One virtue of Kramer's play is that it increases your respect for that classic American family drama in which the psychological and social are seamlessly enmeshed, Arthur Miller's Death of a Salesman. That nexus comes across even when, like Matthew Warchus in this fine revival, a director chooses to give little impression of an oppressive society out to destroy the individual. There would have been a great deal of scope for this on the Playhouse's wide, open stage. But Warchus, the programme reveals, wants to present Willie Loman as the embodiment rather than the victim of the American dream.
In practice, however, this distinction proves academic. Ken Stott's excellent performance proves it's quite possible to be both. With his sloping shoulders, supplicant curved-back dumpiness and dark kiss-curl, there's something touchingly penguin-like about his fagged-out demeanour. But there is also a blackmailing avidity about the way he raises his beaky profile waiting for his sons to feed him with false hopes. His speech has the sound of an unenthusiastic sales pitch infected with a disastrous hint of desperation. You feel he is drowning in an ethos it is too late for him to stop peddling.
With suggestive economy (a translucent curtain; free- standing door-frames), Warchus directs the flashbacks so that they have a disarmingly invasive, hallucinatory quality. Capturing just the right degree of overbearing, idealised unreality, Willie's successful brother Ben comes and goes through a receding vista of fluorescently-lit frames. By the time Willie takes the same route to suicide, it has become a stark black road.
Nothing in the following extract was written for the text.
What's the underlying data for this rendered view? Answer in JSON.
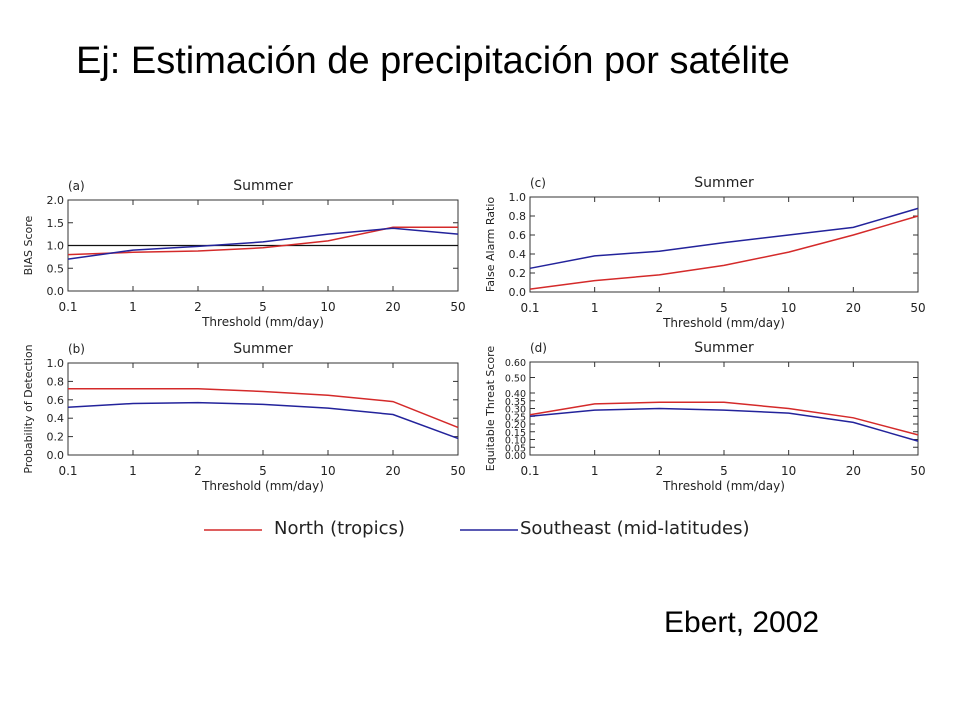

Ellie Haddington, with hoarse fervour, makes a most moving Mrs Loman, a persuasive advocate for her husband. Jude Law gives a fine edge of callow calculation to the collusive son, Happy, and as Biff, James Purefoy has the hunched misery of the golden boy who failed, even if he can't make the hotel scene ring wholly true. It's a compelling account, sensitively projecting the play's bitter lyricism. But I could have done without the snow during the funeral.